Foram soltos no início da tarde de hoje os 13 presos na Operação Vostok - realizada na quarta-feira (12) da semana passada, para desmatelar organização criminosa suspeita de corrupção, lavagem de dinheiro, entre outros crimes. 

De acordo com informações apuradas, já estão em liberdade o deputado estadual, 1° secretário da Assembleia Legislativa e candidato a reeleição no cargo, Zé Teixeira (DEM); o ex-deputado federal e ex-secretário de fazenda, Márcio Monteiro; além do filho do governador Reinaldo Azambuja (PSDB), Ricardo Souza e Silva. 

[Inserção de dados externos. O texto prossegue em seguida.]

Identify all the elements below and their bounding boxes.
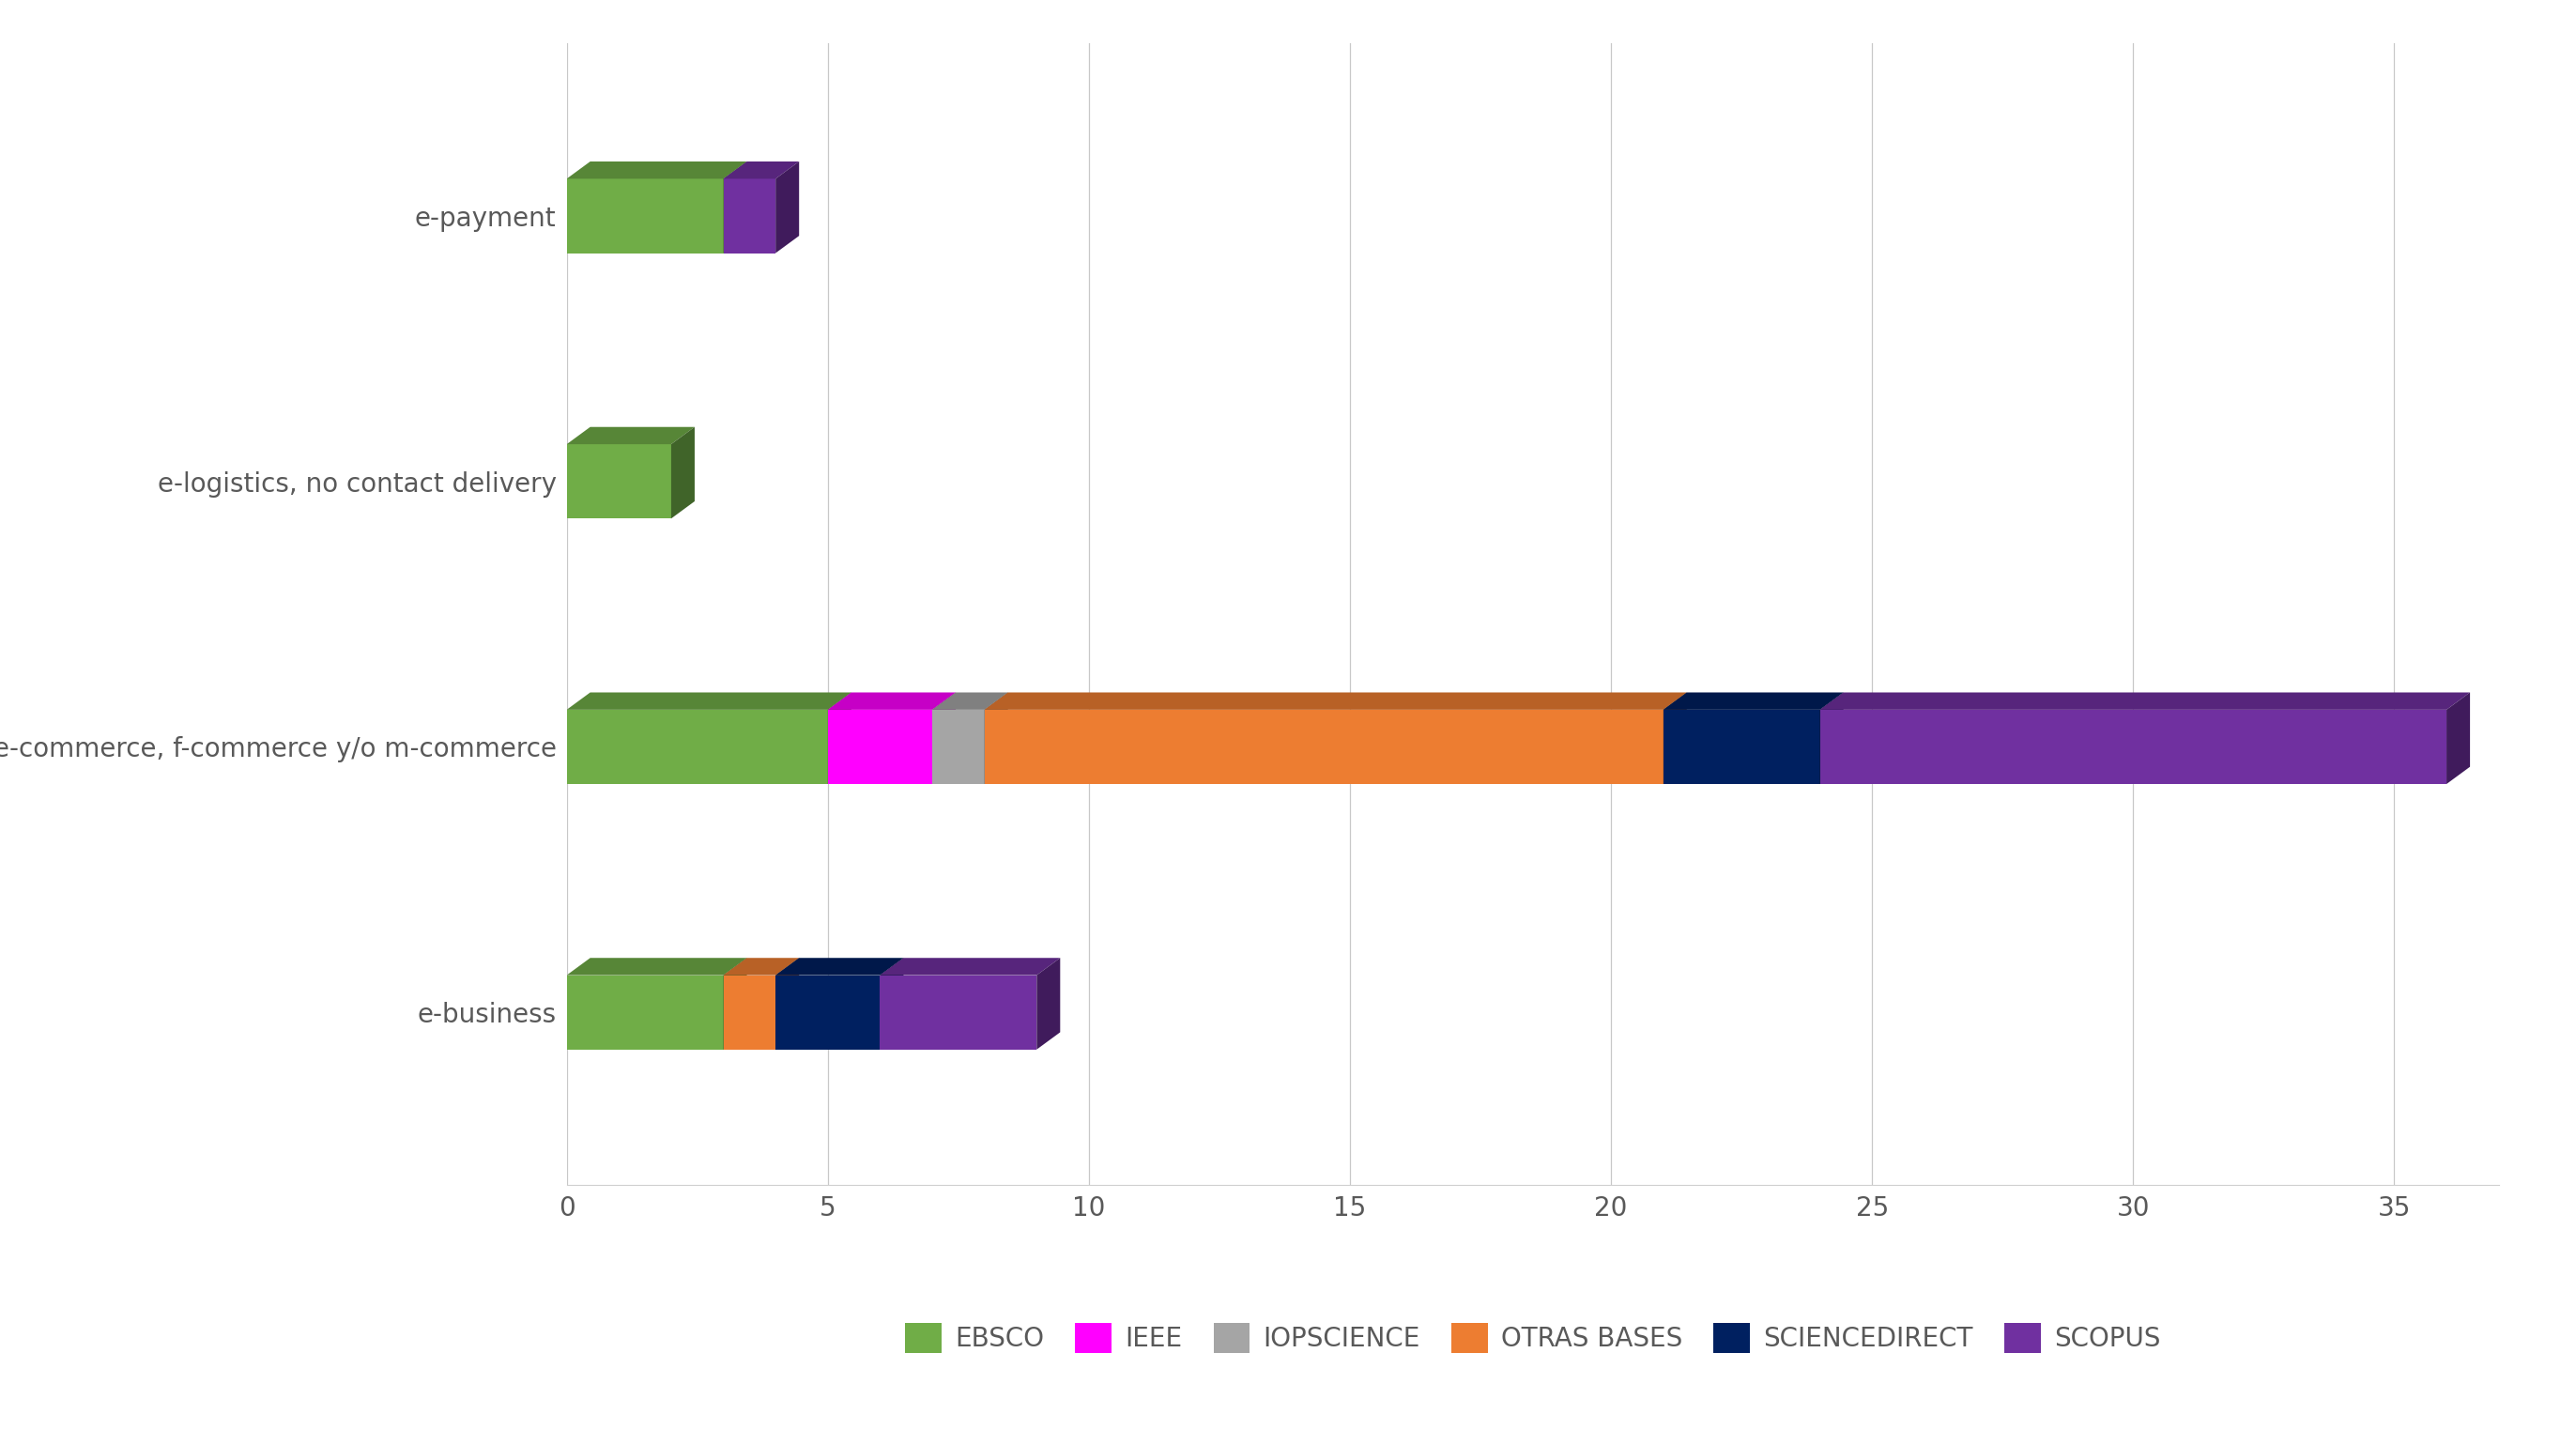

Os três estavam em cela especial no Presídio Militar, que fica dentro do Complexo Penal, no jardim Noroeste, e deixaram a prisão na hora do almoço, acompanhados de seus advogados. O prazo da prisão temporária, decretada pelo Superior Tribunal de Justiça (STJ), vence hoje.

Também foram liberados  Zelito Alves Ribeiro, Osvane Aparecido Ramos, Elvio Rodrigues, Miltro Rodrigues Pereira, o ex-prefeito de Porto Murtinho, Nelson Cintra, Ivanildo da Costa Miranda, João Roberto Baird, Antônio Celso Cortez,  Francisco Carlos Freire de Oliveira e Rubens Massahiro Matsuda.

OPERAÇÃO
A Operação da Polícia Federal foi denominada “Vostok”, nome de uma estação de pesquisa da Rússia na Antártida que, segundo a PF, é tão fria quanto as notas utilizadas para lavar a propina da JBS. O inquérito da PF apontou que até 30% dos créditos tributários (incentivos fiscais ao grupo JBS) eram revertidos em proveito do grupo, que os policiais federais chamam de “organização criminosa”. 

As investigações tiveram início neste ano, tendo como ponto de partida delação de empresários do grupo JBS. A ação envolveu 220 policiais federais que cumpriram 220 mandados de busca e apreensão, 14 de mandados de prisão temporária em Campo Grande, Aquidauana, Dourados, Maracaju, Guia Lopes da Laguna e na cidade de Trairão (PA).